Jumping off the bus that took us to Howrah Bridge, I didn’t know that Calcutta was about to attack my senses. The Mullick Ghat wholesale flower market swallowed us into its odorous frantic belly, and held us in a firm grip until it was time to leave.

We first entered via a narrow footbridge where people – mostly men – were brushing past in both directions; fast and furious, shouting unknown words. There was no gallantry, only a determined rush! So big was the shock that when a faceless man grabbed me – not by the pussy to quote ‘the boss’ of America – but somewhere else one doesn’t like to be grabbed by a stranger, I didn’t raise even a mental brow. The act seemed to belong to the show. I sped forward and grabbed Soham, my guide, by his shirt telling him not to let me out of sight.

Go with the flow, I reassured myself. I was pushed and squeezed from side to side, back and forth, as I made an effort to cross the bridge unharmed. Then we hit the ground and ducked into a maze of alleyways. There was a continuous movement of men speeding through the market, some with flowers on their heads, or on their shoulders, it was like a rough sea. I embraced my bag; what if somebody stole my money, my cell phone – or grabbed my camera. But they wouldn’t have time for that, would they? f

The vendors sat mostly on the ground, some on a dais. It struck me that they looked like birds in nests of flowers. I pointed my camera this way and that, but I felt in the way, I was disturbing somebody’s working day. My photos got blurry because of all the locomotion and every second time I pressed the shutter somebody walked into my picture; they became cluttered with odd limbs and half faces. My strategy is all wrong, I thought.

The early morning had felt so cool and fresh when Soham and I had crossed the Maidan from where we jumped on the bus, now it was hot and humid. “Mind the mud,” he warned and stepped aside in front of me. I hadn’t noticed, but now felt my sandals slip continuously as we meandered past the many-coloured flowers of species I couldn’t always name.

We entered another vantage point to watch the spectacle from above. The millions of orange and yellow marigolds shone towards us, from enormous sacks on the ground or from vendors’ heads. The garlands were slung over their backs like a bunch of snakes, those on the path looked like sparkling coils. In between, shreds of newspaper littered what was left of open space.

Suddenly, a big truck rumbled into the area. In slow motion, the crowd parted and gave way to the intruder who claimed its right and no one seemed to blame him. The truck looked like an enormous animal from a bygone time amongst the people and the flowers which now looked small from above.
“You might think it is all chaos,” said Soham, “but it’s not.
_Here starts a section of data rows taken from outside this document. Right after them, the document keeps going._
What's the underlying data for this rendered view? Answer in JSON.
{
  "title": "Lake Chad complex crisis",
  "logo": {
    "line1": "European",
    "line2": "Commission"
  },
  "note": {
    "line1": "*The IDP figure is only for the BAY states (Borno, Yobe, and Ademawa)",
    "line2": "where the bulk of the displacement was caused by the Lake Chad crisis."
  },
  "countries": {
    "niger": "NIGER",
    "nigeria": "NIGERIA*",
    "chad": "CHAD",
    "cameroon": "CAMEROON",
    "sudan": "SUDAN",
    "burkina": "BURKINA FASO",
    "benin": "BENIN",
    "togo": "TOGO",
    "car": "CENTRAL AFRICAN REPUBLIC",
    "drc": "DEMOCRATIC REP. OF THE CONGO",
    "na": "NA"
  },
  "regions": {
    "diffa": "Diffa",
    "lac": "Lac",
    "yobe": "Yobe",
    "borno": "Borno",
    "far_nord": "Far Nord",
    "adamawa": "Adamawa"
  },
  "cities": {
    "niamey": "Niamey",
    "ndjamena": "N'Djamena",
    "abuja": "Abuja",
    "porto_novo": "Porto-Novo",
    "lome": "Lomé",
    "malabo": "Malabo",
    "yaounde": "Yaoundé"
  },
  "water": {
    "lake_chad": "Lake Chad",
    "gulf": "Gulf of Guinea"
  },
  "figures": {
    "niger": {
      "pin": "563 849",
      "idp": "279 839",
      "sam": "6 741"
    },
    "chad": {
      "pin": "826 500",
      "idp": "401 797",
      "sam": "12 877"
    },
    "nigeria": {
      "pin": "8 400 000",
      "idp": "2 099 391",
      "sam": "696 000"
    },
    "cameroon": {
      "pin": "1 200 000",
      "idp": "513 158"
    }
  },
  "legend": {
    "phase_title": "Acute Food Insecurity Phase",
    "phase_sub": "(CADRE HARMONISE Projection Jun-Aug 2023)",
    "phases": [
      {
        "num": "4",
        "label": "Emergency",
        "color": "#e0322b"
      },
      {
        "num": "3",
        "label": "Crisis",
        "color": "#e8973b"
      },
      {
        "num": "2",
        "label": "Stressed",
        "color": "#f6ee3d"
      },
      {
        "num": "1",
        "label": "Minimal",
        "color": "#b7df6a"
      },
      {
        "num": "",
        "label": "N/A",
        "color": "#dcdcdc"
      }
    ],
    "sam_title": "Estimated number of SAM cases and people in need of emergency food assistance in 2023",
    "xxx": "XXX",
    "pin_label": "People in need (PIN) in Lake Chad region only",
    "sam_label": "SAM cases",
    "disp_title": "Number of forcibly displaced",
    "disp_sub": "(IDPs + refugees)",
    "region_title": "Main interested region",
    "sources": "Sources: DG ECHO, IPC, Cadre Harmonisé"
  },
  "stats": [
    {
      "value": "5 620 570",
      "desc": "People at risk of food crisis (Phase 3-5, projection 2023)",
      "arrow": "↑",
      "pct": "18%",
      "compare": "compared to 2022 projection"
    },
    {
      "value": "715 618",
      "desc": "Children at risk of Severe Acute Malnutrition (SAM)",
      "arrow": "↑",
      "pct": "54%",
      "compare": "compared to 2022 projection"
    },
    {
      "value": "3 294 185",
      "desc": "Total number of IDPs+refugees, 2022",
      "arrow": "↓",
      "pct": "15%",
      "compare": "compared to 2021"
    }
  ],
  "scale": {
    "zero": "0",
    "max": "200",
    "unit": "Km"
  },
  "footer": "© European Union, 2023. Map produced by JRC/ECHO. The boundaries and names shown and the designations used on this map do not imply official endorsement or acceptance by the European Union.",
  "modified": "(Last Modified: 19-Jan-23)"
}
Every one knows their place, what to do and where to go.”
        I did believe him.


We left the market and walked into open space, to the beach below the iconic Howrah Bridge where we watched more work in progress, although in a slower motion. Men, and now also women, stuffed big sacks with leaves. Up on the bridge, I could see people walking on the footpath, millions a day, I had read somewhere. My eyes eventually rested on Hooghly river, its traffic had just about come to life.

It was the most amazing start of the day!